On Tue, Sep 30, 2014 at 12:04 AM, isis isis@torproject.org wrote:
[1]: I assume that we need replication in Tor's use case. There are papers, such as the following:
Kushilevitz, Eyal, and Rafail Ostrovsky. "Replication is not needed: Single database, computationally-private information retrieval." 2013 IEEE 54th Annual Symposium on Foundations of Computer Science. IEEE Computer Society, 2013. http://www.cs.fiu.edu/~carbunar/teaching/cis5374/slides/pir-single.pdf for which the research doesn't apply because it was aimed at computationally-hiding PIR schemes, and obviously Tor aims for information theoretic security. Other than the PIR-Tor paper, I haven't found any literature which analyses PIR for anything close to Tor's use case. (Although I'd be stoked to hear about any such papers.)

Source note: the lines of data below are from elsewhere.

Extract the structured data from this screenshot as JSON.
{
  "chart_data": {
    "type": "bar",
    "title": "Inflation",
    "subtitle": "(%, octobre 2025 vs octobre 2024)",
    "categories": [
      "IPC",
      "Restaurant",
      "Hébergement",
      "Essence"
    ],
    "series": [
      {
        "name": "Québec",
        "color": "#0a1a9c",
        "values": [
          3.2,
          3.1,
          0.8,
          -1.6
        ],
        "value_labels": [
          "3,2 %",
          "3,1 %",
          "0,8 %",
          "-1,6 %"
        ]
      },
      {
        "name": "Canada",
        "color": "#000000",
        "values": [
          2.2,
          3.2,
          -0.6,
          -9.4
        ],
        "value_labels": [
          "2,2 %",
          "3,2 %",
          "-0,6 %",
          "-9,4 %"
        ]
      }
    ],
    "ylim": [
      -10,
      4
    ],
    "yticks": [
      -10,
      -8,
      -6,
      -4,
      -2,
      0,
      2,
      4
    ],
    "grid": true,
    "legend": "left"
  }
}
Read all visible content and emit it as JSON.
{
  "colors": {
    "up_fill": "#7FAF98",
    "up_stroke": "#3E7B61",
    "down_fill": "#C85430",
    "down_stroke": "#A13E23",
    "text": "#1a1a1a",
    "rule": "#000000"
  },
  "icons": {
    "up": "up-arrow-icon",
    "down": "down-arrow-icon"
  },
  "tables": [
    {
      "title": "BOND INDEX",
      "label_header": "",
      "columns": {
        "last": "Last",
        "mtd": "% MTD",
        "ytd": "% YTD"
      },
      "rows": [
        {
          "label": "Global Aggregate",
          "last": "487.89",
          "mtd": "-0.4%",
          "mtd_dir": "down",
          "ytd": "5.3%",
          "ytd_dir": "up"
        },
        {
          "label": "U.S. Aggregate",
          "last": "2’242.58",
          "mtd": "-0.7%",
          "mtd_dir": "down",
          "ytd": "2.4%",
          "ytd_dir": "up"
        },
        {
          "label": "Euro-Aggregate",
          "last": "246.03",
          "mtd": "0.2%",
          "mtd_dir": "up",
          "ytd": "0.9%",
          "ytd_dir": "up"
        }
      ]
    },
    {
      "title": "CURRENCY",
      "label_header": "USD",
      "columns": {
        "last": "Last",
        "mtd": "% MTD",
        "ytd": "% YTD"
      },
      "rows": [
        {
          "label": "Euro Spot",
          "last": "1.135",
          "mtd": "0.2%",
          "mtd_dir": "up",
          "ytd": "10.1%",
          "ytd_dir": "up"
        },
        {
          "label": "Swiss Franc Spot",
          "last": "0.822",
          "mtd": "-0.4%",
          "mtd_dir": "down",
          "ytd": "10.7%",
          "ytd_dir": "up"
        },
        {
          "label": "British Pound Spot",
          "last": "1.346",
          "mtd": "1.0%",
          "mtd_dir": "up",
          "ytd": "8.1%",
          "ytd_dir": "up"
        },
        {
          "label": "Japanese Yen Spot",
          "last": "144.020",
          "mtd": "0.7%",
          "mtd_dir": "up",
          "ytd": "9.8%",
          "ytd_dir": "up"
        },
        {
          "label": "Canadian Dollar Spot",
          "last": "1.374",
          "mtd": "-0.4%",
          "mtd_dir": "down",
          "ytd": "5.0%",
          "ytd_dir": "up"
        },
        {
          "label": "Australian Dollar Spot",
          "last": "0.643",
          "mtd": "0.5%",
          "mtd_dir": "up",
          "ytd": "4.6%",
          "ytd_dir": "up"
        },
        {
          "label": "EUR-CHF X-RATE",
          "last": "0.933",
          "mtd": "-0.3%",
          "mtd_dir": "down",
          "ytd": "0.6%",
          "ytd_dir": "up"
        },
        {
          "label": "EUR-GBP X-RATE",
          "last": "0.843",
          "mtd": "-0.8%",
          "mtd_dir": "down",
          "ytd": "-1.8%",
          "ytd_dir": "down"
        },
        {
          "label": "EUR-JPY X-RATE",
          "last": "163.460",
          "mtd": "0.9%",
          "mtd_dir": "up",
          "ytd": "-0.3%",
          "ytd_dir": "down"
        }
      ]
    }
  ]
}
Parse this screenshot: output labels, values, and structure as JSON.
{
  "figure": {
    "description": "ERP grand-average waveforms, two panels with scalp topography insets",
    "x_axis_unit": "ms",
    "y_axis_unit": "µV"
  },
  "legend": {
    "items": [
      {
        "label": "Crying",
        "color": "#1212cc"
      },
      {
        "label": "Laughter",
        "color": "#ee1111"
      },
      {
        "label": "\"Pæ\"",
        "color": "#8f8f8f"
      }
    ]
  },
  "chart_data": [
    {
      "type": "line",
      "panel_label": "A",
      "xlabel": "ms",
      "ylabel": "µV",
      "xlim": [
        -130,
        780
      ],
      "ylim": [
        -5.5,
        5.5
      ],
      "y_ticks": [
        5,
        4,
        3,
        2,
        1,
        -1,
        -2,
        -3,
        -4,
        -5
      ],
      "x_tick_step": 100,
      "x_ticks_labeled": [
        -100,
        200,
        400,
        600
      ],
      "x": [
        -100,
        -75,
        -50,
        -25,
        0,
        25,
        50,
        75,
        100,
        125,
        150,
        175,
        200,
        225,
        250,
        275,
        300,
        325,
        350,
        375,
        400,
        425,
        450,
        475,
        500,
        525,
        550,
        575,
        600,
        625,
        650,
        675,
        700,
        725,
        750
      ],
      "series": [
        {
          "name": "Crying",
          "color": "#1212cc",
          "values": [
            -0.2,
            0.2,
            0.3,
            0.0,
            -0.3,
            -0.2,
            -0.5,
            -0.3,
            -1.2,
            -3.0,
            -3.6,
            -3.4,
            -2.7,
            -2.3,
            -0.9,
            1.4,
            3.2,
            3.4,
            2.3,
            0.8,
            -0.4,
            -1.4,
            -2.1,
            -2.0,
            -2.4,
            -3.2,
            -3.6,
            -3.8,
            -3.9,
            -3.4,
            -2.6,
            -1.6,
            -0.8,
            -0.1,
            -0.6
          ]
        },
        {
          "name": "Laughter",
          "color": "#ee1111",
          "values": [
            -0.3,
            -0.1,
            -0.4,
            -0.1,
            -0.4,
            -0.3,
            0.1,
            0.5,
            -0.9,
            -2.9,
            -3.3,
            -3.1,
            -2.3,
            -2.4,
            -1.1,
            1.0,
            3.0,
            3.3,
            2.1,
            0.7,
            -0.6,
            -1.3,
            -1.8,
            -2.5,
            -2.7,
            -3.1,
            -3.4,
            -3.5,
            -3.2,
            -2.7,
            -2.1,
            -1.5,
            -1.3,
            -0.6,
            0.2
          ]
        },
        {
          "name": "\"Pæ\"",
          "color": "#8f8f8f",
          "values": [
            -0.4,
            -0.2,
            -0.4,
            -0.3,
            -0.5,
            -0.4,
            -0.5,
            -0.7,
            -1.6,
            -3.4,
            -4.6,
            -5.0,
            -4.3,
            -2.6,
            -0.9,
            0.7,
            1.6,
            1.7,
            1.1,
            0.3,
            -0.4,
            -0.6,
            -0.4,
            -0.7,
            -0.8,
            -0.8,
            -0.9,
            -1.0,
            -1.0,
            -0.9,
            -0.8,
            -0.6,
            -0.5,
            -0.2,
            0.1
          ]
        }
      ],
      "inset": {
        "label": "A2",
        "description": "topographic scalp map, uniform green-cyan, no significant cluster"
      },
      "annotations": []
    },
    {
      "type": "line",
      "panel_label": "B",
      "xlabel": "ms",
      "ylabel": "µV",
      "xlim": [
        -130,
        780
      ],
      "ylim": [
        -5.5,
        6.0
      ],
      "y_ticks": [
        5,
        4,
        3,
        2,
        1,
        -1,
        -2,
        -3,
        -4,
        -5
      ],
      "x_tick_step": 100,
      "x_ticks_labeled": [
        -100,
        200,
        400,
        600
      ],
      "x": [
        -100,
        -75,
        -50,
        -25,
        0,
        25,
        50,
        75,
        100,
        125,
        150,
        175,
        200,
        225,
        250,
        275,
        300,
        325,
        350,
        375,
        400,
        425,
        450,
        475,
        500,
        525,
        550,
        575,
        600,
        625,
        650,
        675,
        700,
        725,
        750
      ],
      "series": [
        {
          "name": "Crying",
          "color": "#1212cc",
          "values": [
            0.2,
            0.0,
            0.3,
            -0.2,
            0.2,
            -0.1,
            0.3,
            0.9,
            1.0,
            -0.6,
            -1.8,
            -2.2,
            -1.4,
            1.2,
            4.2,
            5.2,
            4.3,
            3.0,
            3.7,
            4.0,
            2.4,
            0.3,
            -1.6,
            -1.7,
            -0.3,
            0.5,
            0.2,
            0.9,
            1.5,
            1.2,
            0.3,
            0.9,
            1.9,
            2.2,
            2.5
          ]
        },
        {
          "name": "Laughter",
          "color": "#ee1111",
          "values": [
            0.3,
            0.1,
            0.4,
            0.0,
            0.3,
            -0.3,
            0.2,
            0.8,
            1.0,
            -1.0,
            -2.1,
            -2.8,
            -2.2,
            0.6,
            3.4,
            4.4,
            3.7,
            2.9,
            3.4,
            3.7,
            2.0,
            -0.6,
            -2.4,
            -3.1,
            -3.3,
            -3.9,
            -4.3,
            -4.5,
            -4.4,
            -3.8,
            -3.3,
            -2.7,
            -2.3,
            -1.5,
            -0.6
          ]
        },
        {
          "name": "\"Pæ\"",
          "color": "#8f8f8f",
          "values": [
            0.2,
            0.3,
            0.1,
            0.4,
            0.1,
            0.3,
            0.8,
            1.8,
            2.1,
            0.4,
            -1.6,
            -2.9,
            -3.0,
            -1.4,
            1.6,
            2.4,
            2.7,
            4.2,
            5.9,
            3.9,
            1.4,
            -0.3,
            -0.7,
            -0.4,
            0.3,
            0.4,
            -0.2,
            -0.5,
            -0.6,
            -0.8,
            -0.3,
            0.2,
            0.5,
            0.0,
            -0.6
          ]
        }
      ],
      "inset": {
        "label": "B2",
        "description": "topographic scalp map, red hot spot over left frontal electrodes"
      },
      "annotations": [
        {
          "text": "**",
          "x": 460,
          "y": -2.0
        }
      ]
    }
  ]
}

The current Tor design relies heavily on computational assumptions in all of its cryptography, so I don't think that the Tor network setting is a reason to use information-theoretic rather than computational PIR. We advocated ITPIR because it is much more efficient and because collusion among your three guards was already a significant problem. With the move to a single guard, that argument no longer makes as much sense. We do have an analysis in the paper of the computational PIR scenario, but it does impose significantly more (computational) overhead on the directory mirrors.